Writer should get facts right on peace movement

The Rev. Robert Moore, Princeton
To the editor:
I write in response to Paul Budline’s Feb. 7 As I See It column entitled “Where have all the protests gone?”
   Mr. Budline certainly seems to have an ax to grind. But as the late Sen. Daniel Moynihan said: People are entitled to their own opinions, but not to their own facts.What Mr. Budline alleges about the Coalition for Peace Action is factually wrong. At his request, I’ve spent time meeting with him, explaining our work, and even giving him documents about our finances.
   Nonetheless, he seems to take an approach of “Don’t bother me with the facts, I already know what I think.”
   I’m proud of the fact that in the 30 years I’ve served as executive director of the Coalition for Peace Action, whenever we’ve exercised our First Amendment right and patriotic duty to protest policies we believe are wrong, we’ve been nonpartisan, equal-opportunity protesters.
   When President Clinton ordered the bombing of Kosovo, we repeatedly protested. When President Obama ordered a troop buildup in Afghanistan, we protested. As recently as last Oct. 7, on the 10th anniversary of the Afghanistan War, we criticized President Obama’s Afghanistan policies at a Statehouse rally.

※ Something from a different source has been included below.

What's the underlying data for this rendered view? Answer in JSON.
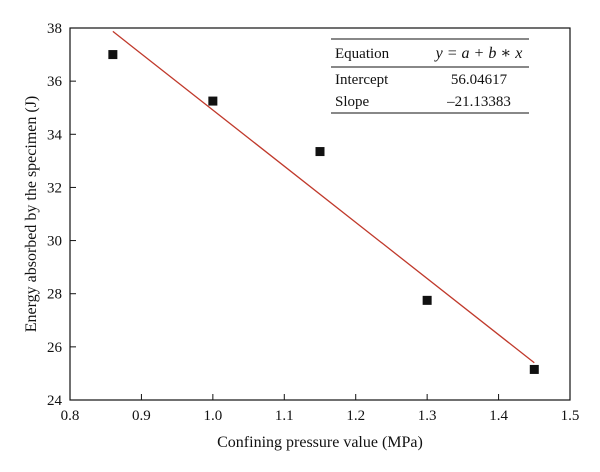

   Of course, we’ve also protested when Republican Presidents engaged in illegal, unnecessary and immoral wars like the one in Iraq. In those protests, we’ve often worked closely with veterans of those wars. As recently as Dec. 29, we had an Iraq War veteran speak at our celebration of the last U.S. troops finally coming home from Iraq.
   It’s true that there have been fewer protests against the Iraq War in recent years. That’s because the extensive efforts of the U.S. peace movement were finally paying off in moving us toward the end of U.S. troop deployments. The agreement to bring them home by the end of 2011 was signed by President Bush in 2008.
   Mr. Budline alleges that we in the peace movement have an attitude of “contempt and pity” toward U.S. military personnel, and rarely know any of them. In my extensive experience as a leader in the U.S. peace movement over the last 35 years, I’ve never seen such attitudes displayed.
   My father is a 20-year veteran of the Navy, fought in two wars (WW II and Korea) and is a long-time supporter of the Coalition for Peace Action.
   The facts about the U.S. peace movement contradict what Mr. Budline alleges.